Seth Herd comments on ~80 Interesting Questions about Foundation Model Agent Safety

Seth Herd 28 Oct 2024 19:18 UTC

7 points

Great post! These are the questions that keep me up at night. Here is my provisional answers to the central, most important question:

Is Chain of Thought faithful enough in the relevant sense for FMA safety to be attainable through natural language alignment?

Maybe, but it doesn’t have to be. The nice thing about foundation model agents is that there are several different alignment techniques that are cheap, easy, and so obvious that they’ll probably be implemented, even if the org in question isn’t terribly safety-oriented. I wrote about these a while ago in the ill-titled Internal independent review for language model agent alignment, which focuses on System 2 internal review (in Shane Legg’s better terminology) but also lists several other approaches that would easily be layered with it.

I need to do a clearer and simpler rewrite that surveys all of these. Here’s the table from my draft post. CoT legibility is only relevant for one of these six approaches. Sorry for the missing links; I’m short on time and the draft is incomplete.

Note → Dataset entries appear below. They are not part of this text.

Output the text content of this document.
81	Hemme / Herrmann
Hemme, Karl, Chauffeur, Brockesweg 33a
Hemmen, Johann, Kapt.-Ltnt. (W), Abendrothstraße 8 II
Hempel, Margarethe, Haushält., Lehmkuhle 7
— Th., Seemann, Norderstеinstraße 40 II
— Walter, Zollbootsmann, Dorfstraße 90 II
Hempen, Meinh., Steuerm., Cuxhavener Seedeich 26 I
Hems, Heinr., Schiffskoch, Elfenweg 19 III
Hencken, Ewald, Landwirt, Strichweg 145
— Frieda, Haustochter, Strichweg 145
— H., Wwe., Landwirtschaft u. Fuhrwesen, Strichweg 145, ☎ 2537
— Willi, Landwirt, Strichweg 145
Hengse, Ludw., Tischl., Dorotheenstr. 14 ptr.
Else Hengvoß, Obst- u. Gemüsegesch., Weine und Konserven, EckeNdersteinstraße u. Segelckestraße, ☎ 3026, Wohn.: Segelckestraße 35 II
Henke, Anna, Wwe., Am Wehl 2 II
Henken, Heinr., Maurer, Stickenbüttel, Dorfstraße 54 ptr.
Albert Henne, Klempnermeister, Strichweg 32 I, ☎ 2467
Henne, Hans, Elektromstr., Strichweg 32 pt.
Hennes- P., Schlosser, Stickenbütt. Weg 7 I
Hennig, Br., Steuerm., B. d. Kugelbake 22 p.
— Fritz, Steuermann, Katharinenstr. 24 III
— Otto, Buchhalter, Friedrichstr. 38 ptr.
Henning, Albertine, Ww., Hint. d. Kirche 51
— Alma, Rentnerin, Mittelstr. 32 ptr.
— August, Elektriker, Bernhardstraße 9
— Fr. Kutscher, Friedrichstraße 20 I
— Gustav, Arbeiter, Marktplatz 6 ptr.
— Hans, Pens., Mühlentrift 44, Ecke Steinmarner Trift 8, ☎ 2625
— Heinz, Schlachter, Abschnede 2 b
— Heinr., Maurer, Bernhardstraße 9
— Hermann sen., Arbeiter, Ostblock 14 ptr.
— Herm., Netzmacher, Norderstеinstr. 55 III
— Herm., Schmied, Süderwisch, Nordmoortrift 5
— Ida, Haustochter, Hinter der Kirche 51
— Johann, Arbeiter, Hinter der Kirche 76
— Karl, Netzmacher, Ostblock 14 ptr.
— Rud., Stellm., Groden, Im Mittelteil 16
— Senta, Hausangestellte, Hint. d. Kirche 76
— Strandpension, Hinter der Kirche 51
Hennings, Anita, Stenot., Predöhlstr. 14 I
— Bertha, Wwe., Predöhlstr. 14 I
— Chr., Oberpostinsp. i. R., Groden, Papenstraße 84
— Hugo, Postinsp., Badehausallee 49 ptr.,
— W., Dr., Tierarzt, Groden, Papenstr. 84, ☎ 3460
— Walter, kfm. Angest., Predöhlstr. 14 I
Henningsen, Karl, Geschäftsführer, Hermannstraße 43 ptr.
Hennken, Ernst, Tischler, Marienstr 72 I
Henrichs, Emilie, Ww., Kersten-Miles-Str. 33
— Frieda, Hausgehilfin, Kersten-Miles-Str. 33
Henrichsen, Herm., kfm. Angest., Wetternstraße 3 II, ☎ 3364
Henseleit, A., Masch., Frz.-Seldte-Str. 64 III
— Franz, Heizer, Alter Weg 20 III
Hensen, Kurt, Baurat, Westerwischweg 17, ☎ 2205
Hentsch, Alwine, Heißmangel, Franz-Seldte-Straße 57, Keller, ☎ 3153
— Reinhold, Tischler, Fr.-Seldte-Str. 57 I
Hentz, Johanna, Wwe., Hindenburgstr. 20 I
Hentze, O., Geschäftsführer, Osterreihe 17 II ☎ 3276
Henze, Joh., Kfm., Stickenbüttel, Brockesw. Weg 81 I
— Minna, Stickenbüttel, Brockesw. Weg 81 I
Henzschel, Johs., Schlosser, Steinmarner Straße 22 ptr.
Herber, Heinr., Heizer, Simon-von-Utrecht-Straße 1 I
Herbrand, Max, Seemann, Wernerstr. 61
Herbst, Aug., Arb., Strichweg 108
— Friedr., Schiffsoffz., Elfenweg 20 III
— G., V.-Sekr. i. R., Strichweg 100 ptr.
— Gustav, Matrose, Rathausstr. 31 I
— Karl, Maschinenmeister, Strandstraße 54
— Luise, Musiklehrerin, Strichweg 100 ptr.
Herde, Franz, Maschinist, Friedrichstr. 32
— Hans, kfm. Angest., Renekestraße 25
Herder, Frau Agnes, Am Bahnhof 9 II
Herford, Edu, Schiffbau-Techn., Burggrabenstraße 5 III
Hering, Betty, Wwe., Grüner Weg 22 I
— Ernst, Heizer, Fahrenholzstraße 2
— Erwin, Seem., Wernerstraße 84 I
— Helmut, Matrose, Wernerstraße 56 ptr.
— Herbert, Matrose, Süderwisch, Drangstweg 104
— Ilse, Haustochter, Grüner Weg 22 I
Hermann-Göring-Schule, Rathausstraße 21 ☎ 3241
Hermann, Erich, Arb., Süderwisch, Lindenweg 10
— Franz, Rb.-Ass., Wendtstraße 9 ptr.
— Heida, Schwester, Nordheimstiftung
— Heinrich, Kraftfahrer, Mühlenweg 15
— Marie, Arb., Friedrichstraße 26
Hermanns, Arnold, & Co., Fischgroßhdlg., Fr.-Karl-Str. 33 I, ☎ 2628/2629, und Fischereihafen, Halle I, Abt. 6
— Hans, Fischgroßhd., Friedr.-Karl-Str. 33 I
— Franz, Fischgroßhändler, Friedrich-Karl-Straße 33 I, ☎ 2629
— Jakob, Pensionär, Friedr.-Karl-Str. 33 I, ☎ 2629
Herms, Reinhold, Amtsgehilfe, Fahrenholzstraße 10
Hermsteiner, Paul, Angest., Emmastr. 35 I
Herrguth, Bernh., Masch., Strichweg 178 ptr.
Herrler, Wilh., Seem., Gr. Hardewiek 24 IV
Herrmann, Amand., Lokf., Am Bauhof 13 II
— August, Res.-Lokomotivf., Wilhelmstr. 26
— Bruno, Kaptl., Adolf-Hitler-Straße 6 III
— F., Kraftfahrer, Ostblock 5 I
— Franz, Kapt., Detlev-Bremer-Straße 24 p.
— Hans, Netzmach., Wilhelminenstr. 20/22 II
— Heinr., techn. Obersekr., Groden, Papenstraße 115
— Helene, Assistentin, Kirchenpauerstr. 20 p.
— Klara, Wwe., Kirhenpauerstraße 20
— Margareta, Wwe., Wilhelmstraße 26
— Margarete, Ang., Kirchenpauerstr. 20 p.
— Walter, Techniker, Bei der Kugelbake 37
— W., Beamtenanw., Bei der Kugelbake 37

Technique	Example	Alignment tax
Goal prompting	”Keep pursuing goal X...” (repeated frequently)	Negligible
Identity prompting	...acting as a helpful, cautious assistant”	Negligible
Internal System 2 action review	”Does this proposed action/plan potentially violate (conditions)?” … (further evaluations for actions/plans predicted to be highly impactful	Low (if review also implemented for costs and effectiveness)
Human action review	Wait for human review if this action/plan would cost more than $(x) or impact more than (y) days of human happiness (application of instruction-following goal)	High, but saves costs and reputational damage
External CoT review	Human and external AI review of chain of thought log	Modest for AI, high if reliant on human review
”Bitter lesson” synthetic data training set	Curated training set for decision-making LLM leaving out hostile/misaligned “thoughts”	High, but modest if synthetic data is a key approach for next-gen LLMs
Instruction-following as core goal	”Keep following all of the instructions from your authorized user, consulting them when instructions might be interpreted in substantially different ways”	Low if consulting is scaled to only impactful choices

So we don’t need CoT to be perfectly faithful to succeed- but we’d sure be safer if it was.

Back to the original question CoT faithfulness: the case for CoT unfaithfulness is overstated currently, but if we adopt more outcome-driven RL, or even fine-tuning, it could easily become highly unfaithful. So people shouldn’t do that. If they do, I think the remaining easy techniques might be adequate—but I’d rather not gamble the future of humanity on them.

There are many other important questions here, but I’ll stick to this one for now.